Unless your company has stockpiled a lot of cash, with today's real estate prices, you will most likely need a loan to make this purchase possible. With owner-occupied property, banks will typically lend around 80% of the buildings cost or appraised value (whichever is lower). There are always ways to ge around putting less down, such as offering other collateral to increase the total. The most common ways of doing this are to offer up business assets or a 2nd mortgage on the owners residence. Another popular option is an SBA 504 loan program. This is done in cooperation with a CDC and involves the bank lending 50% of the purchase price, the CDC issuing a bond for 40%,and the owner putting in 10%. This is a good option and there are other advantages, but as with any government entity, you are going to have more costs and more paperwork.

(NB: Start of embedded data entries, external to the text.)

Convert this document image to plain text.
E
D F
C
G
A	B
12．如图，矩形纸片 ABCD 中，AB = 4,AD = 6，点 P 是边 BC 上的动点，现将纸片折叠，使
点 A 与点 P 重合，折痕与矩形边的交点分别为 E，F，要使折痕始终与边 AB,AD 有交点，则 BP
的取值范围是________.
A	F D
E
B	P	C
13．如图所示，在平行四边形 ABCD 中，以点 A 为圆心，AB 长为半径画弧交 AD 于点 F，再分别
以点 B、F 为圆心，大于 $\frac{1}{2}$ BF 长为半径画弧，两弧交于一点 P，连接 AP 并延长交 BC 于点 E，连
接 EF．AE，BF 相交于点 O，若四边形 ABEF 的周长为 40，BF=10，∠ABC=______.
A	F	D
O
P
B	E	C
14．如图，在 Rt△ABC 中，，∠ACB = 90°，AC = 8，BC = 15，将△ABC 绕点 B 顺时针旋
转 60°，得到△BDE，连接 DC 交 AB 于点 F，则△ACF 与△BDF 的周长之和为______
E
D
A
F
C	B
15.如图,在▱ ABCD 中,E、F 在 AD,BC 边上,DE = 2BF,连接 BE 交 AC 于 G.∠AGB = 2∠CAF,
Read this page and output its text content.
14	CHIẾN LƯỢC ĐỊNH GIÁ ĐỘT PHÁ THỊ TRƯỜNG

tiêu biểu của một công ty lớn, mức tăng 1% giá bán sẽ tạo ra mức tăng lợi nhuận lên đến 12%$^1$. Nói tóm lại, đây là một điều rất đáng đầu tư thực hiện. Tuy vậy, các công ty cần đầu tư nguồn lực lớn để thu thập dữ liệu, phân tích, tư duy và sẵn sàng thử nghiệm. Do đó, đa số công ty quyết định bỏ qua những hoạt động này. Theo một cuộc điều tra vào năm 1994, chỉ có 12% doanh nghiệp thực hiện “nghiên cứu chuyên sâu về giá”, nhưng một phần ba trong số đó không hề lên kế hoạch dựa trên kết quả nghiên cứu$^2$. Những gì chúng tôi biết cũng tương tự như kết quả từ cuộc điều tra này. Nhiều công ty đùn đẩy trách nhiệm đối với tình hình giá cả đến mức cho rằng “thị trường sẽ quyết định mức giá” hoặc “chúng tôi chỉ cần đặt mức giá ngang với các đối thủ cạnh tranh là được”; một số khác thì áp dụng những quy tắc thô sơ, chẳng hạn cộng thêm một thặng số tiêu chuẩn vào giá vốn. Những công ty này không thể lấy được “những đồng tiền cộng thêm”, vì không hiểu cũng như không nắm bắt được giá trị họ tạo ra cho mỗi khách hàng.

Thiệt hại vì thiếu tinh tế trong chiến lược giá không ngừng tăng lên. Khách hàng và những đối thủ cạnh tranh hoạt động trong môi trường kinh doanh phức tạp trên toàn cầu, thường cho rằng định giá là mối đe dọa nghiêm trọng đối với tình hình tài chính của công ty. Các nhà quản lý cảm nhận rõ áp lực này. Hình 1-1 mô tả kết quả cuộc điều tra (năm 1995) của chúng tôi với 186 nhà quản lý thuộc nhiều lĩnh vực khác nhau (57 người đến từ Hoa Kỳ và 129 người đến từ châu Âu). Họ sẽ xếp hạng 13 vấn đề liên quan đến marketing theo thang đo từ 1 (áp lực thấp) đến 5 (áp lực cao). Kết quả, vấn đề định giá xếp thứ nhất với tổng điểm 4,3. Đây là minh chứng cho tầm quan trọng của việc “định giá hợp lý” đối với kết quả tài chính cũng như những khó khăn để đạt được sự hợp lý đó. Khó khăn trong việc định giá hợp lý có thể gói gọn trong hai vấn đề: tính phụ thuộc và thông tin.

The good thing about real estate loans, you can generally qualify for a lower rate than your run of the mill business startup loan. Real estate is still considered very strong collateral, in comparison to accounts receivable and inventory, and this all plays into what rate the bank is willing to offer you. Commercial loans differ from residential in that the rates are not locked for as long as residential loans. With a residential mortgage, banks sell those to secondary financing companies immediately after funding. With a commercial loan, they stay on the books so they are not as willing to offer a long term rate. What you will normally see is a five year fixed rate and a twenty year amortization, which simply means your rate is locked for only 5 years but your payment is as if you have a 20 year loan. In recent years as competition has stiffened, its not uncommon to see up to 10 year fixed rates and up to 25 year amortization. Competition is a very good thing for borrowers. Rates are typically based off of the corresponding treasury rate. Typically it's anywhere from 175 basis points to 300 basis points. So, as an example, if you are seeking a 7 year loan with a 25 year amortization, most banks will price that somewhere between 2-3% above the 7 year treasury.

Ok, once you're gotten the initial scoop from your local lending institution, you need to get ready to submit a loan application. Most banks will seek 2-3 years of financial statements or tax returns on the company so they can get a history of whether the business can support the new debt payments. They'll also require a personal guarantee of the owner of the company, so they will look for some statement of personal net worth as well as tax returns from all owners. As they are reviewing your financial statements, expect to be cross-sold on some of the bank's value-added services like payroll services, brokerage accounts, merchant accounts, or bank programs for the employees.

While the entire procedure may seem a little daunting, it is generally easy to do if you have your finances in order. When compared to other types of business loans, commercial mortgages rank on the easier side due to the strength of the collateral. With the building acting as collateral, most banks feel comfortable getting a little more aggressive since real estate tends to be a stable piece of collateral that holds is value well. If you do your homework and come prepared, it can be a very easy and pleasant experience for you and your company.